Did anybody ever pick up my attempt to build all the DM4 exercises as a regression test suite? (https://github.com/erkyrath/Inform6Lib-Testing) That’s what I would consider “being careful”. Recompile a hundred or so test cases that exercise all documented parts of the library. Plus Advent, Balances, maybe Bronze. Verify that each one produces the same output as before.

fredrik · April 11, 2024, 7:50pm

This may have been used for a feature inspired by Swedish Inform, where short_name routines receive information on whether the library means to print the object name with an initial capital or not, and can adhere to this, or change it.

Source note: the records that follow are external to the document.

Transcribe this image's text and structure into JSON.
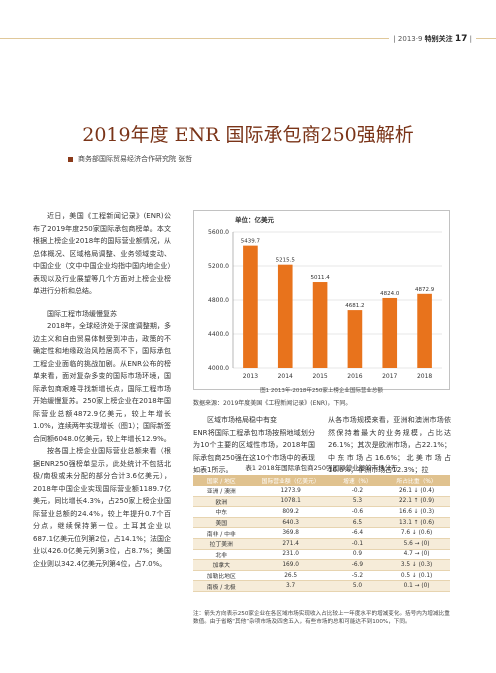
{
  "running_header": {
    "issue": "| 2013·9",
    "section": "特别关注",
    "page": "17",
    "bar": "|"
  },
  "title": "2019年度 ENR 国际承包商250强解析",
  "byline": "商务部国际贸易经济合作研究院  张哲",
  "left_column": {
    "p1": "近日，美国《工程新闻记录》(ENR)公布了2019年度250家国际承包商榜单。本文根据上榜企业2018年的国际营业额情况，从总体概况、区域格局调整、业务领域变动、中国企业（文中中国企业均指中国内地企业）表现以及行业展望等几个方面对上榜企业榜单进行分析和总结。",
    "heading": "国际工程市场缓慢复苏",
    "p2": "2018年，全球经济处于深度调整期，多边主义和自由贸易体制受到冲击，政策的不确定性和地缘政治风险居高不下，国际承包工程企业面临的挑战加剧。从ENR公布的榜单来看，面对复杂多变的国际市场环境，国际承包商艰难寻找新增长点，国际工程市场开始缓慢复苏。250家上榜企业在2018年国际营业总额4872.9亿美元，较上年增长1.0%，连续两年实现增长（图1）；国际新签合同额6048.0亿美元，较上年增长12.9%。",
    "p3": "按各国上榜企业国际营业总额来看（根据ENR250强榜单显示，此处统计不包括北极/南极或未分配的部分合计3.6亿美元），2018年中国企业实现国际营业额1189.7亿美元，同比增长4.3%，占250家上榜企业国际营业总额的24.4%，较上年提升0.7个百分点，继续保持第一位。土耳其企业以687.1亿美元位列第2位，占14.1%；法国企业以426.0亿美元列第3位，占8.7%；美国企业则以342.4亿美元列第4位，占7.0%。"
  },
  "chart_data": {
    "type": "bar",
    "categories": [
      "2013",
      "2014",
      "2015",
      "2016",
      "2017",
      "2018"
    ],
    "values": [
      5439.7,
      5215.5,
      5011.4,
      4681.2,
      4824.0,
      4872.9
    ],
    "value_labels": [
      "5439.7",
      "5215.5",
      "5011.4",
      "4681.2",
      "4824.0",
      "4872.9"
    ],
    "title": "单位：亿美元",
    "xlabel": "",
    "ylabel": "",
    "ylim": [
      4000,
      5600
    ],
    "yticks": [
      4000,
      4400,
      4800,
      5200,
      5600
    ],
    "ytick_labels": [
      "4000.0",
      "4400.0",
      "4800.0",
      "5200.0",
      "5600.0"
    ],
    "bar_color": "#e8731c",
    "grid": true,
    "legend": "none"
  },
  "figure": {
    "caption": "图1  2013年-2018年250家上榜企业国际营业总额",
    "source": "数据来源：2019年度美国《工程新闻记录》(ENR)，下同。"
  },
  "middle_column": {
    "heading": "区域市场格局稳中有变",
    "p1": "ENR将国际工程承包市场按照地域划分为10个主要的区域性市场，2018年国际承包商250强在这10个市场中的表现如表1所示。"
  },
  "right_column": {
    "p1": "从各市场规模来看，亚洲和澳洲市场依然保持着最大的业务规模，占比达26.1%；其次是欧洲市场，占22.1%；中东市场占16.6%；北美市场占16.6%；非洲市场占12.3%；拉"
  },
  "table": {
    "caption": "表1  2018年国际承包商250强国际营业额的市场分布",
    "headers": [
      "国家 / 地区",
      "国际营业额（亿美元）",
      "增速（%）",
      "所占比重（%）"
    ],
    "rows": [
      [
        "亚洲 / 澳洲",
        "1273.9",
        "-0.2",
        "26.1 ↓ (0.4)"
      ],
      [
        "欧洲",
        "1078.1",
        "5.3",
        "22.1 ↑ (0.9)"
      ],
      [
        "中东",
        "809.2",
        "-0.6",
        "16.6 ↓ (0.3)"
      ],
      [
        "美国",
        "640.3",
        "6.5",
        "13.1 ↑ (0.6)"
      ],
      [
        "南非 / 中非",
        "369.8",
        "-6.4",
        "7.6 ↓ (0.6)"
      ],
      [
        "拉丁美洲",
        "271.4",
        "-0.1",
        "5.6 → (0)"
      ],
      [
        "北非",
        "231.0",
        "0.9",
        "4.7 → (0)"
      ],
      [
        "加拿大",
        "169.0",
        "-6.9",
        "3.5 ↓ (0.3)"
      ],
      [
        "加勒比地区",
        "26.5",
        "-5.2",
        "0.5 ↓ (0.1)"
      ],
      [
        "南极 / 北极",
        "3.7",
        "5.0",
        "0.1 → (0)"
      ]
    ],
    "note": "注：箭头方向表示250家企业在各区域市场实现收入占比较上一年度水平的增减变化。括号内为增减比重数值。由于省略“其他”杂项市场及四舍五入，有些市场的总和可能达不到100%，下同。"
  }
}
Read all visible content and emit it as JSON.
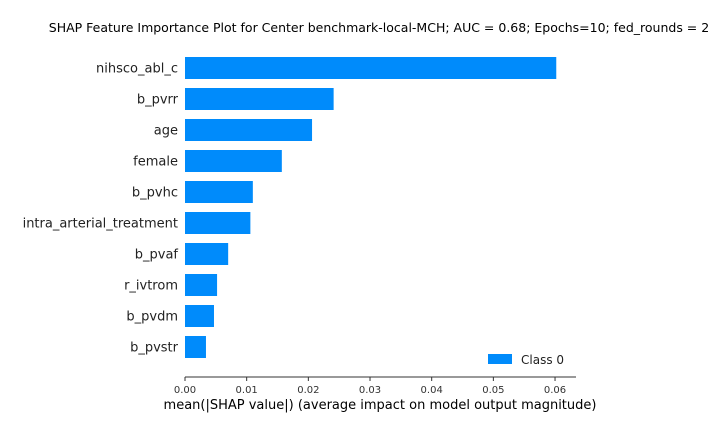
{
  "chart_data": {
    "type": "bar",
    "orientation": "horizontal",
    "title": "SHAP Feature Importance Plot for Center benchmark-local-MCH; AUC = 0.68; Epochs=10; fed_rounds = 2",
    "xlabel": "mean(|SHAP value|) (average impact on model output magnitude)",
    "ylabel": "",
    "categories": [
      "nihsco_abl_c",
      "b_pvrr",
      "age",
      "female",
      "b_pvhc",
      "intra_arterial_treatment",
      "b_pvaf",
      "r_ivtrom",
      "b_pvdm",
      "b_pvstr"
    ],
    "series": [
      {
        "name": "Class 0",
        "color": "#008bfb",
        "values": [
          0.0602,
          0.0241,
          0.0206,
          0.0157,
          0.011,
          0.0106,
          0.007,
          0.0052,
          0.0047,
          0.0034
        ]
      }
    ],
    "xticks": [
      0.0,
      0.01,
      0.02,
      0.03,
      0.04,
      0.05,
      0.06
    ],
    "xtick_labels": [
      "0.00",
      "0.01",
      "0.02",
      "0.03",
      "0.04",
      "0.05",
      "0.06"
    ],
    "xlim": [
      0,
      0.0634
    ],
    "grid": false,
    "legend": {
      "position": "bottom-right",
      "label": "Class 0"
    }
  }
}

One way to use this is to create an object which is never capitalized.

In Swedish, the definite article is omitted unless the object name is preceded by one or more adjectives, so a short_name routine needs to know if a capital version of the name is required in any case.

This feature is descibed (in Swedish, hopefully translatable and still comprehensible) at Instruktioner för Swedish Inform v1.6

I do recall discussing this feature on a popular forum, but I don’t remember if it was decided to include this in the library, and I can’t find the discussion now.

otistdog · April 12, 2024, 3:29pm

If that’s the intent, I’m having trouble understanding the semantics of the way that short_name_case is used.

It’s a global, without assignment by default so initializing at 0. There are two uses of it.

In the first use, it determines the correct entry in a table stored in a property array articles. The key block is:

if (obj provides articles) {
	artval=(obj.&articles)-->(acode+short_name_case*LanguageCases);
	if (capitalise)
		print (Cap) artval, " ";
	else
		print (string) artval, " ";
...

It looks to me like obj.&articles is intended to be an array of strings, structured like a single row of LanguageArticles. Based on the usage, the purpose of short_name_case would then be to identify a specific “contraction form” (which is an article form driven by the first letter of the word).

In the second use, it is part of code determining the correct row in LanguageArticles, i.e. the one that contains all of the contraction forms for a given case. The key block is:

i = LanguageGNAsToArticles-->i;

artform = LanguageArticles
    + 3*WORDSIZE*LanguageContractionForms*(short_name_case + i*LanguageCases);

Here it is added to the term i*LanguageCases, where i is the contraction form specified by the the GNA code of the object, and LanguageCases corresponds to the number of rows in LanguageArticles. Based on the usage, the purpose of short_name_case would be to act as a row offset from the determined contraction form.

Maybe I’m just not sufficiently enlightened to see the sense of it today. Is there something I’m missing?